Luckily, Sublime with Rome is back to sunnier climes, back to where it all started.
Drummer Bud Gaugh left the group in late 2011, so bassist Eric Wilson is the only original member, but SWR’s current set lists feature the band’s standard mix of Sublime classics and new material from 2011’s Yours Truly.
After frontman Bradley Nowell passed away in 1996, Gaugh and Wilson continued playing Sublime songs as the Long Beach Dub Allstars for another five years. In 2009, the duo joined forces with Ramirez, then 20 years old, and started playing the songs again under the Sublime name.

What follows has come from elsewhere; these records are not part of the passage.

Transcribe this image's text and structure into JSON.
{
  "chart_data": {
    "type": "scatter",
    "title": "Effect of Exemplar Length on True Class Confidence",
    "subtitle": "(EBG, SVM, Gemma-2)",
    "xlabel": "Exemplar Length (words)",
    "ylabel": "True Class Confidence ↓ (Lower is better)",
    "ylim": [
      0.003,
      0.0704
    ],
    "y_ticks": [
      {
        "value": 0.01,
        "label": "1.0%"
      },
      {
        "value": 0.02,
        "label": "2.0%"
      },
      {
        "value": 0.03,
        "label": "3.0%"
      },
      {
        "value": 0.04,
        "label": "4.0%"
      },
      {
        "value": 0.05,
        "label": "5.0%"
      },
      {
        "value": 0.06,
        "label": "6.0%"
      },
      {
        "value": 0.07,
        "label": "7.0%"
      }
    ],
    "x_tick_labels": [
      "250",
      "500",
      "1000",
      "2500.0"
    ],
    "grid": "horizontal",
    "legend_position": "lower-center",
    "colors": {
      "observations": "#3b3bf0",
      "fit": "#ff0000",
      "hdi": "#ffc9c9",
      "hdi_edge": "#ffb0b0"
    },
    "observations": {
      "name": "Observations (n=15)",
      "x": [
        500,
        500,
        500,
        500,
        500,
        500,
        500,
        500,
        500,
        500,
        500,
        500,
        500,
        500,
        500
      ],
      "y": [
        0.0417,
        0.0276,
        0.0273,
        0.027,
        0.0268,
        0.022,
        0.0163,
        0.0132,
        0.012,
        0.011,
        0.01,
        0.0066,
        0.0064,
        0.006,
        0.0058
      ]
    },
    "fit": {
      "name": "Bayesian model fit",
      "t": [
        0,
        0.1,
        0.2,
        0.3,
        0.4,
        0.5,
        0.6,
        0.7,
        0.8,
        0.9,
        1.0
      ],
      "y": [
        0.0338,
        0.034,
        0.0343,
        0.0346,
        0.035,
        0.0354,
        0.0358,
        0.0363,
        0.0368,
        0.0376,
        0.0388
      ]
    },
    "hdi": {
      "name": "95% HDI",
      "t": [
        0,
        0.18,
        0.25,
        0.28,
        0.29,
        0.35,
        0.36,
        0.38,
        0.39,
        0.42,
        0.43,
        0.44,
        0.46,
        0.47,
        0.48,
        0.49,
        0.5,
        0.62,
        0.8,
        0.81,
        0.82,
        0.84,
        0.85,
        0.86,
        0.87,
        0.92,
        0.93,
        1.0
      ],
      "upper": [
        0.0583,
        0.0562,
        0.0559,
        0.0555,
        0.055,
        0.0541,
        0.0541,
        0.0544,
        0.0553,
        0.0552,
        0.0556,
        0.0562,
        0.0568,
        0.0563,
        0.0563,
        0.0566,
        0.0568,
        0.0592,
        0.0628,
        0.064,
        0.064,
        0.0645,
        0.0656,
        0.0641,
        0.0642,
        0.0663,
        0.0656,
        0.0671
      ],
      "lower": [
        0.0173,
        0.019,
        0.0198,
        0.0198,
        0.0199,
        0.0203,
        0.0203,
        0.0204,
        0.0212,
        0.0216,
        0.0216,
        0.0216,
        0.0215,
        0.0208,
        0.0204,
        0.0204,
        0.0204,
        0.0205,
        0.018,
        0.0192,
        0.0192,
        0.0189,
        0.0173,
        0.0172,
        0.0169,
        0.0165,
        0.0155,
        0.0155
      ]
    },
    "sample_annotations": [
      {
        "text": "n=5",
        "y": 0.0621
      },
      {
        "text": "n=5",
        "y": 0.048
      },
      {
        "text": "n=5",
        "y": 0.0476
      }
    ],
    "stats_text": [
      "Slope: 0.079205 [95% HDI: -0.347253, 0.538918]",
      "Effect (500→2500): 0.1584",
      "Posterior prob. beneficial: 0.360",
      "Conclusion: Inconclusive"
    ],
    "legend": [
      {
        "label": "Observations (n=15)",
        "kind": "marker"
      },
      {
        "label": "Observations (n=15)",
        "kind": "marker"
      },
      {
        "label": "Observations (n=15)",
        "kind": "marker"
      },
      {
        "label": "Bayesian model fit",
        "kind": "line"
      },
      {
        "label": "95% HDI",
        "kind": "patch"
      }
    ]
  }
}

Using the original moniker caused a stir, prompting the name change to Sublime with Rome, but most fans welcomed the band. Nearly four years later, the nostalgia has turned into an escalating fanbase.
“We plan on taking the band as far as we can take it,” says Ramirez, adding that they will start recording a new album by the year’s end. “We will always, always, always retain the roots of the band, play their classic music and stay within the vein on new songs, but we will also challenge ourselves as artists to grow.”
“I feel like that would be 100 percent unoriginal of me, so I just try to write the best music I can with these guys,” he explains. “I try not to take in all the criticism and the comparisons when I am in the studio because I don’t think it helps me write any better.”
Given to the chance to showcase his talents with SWR, Ramirez is now penning tunes for other artists like Enrique Iglesias, and he expresses gratitude for the chance to escape what he calls a string of “shitty jobs.” Ramirez is disappointed, however, that this will be the first year in which SWR is not playing a 420 show.
“If we are not playing, I am probably going to stay at my house and medicate,” says Ramirez, then changing topics to medical marijuana. “I am a huge advocate. I have friends who used to be asthmatic who started smoking marijuana, and now they don’t have to go buy inhalers.”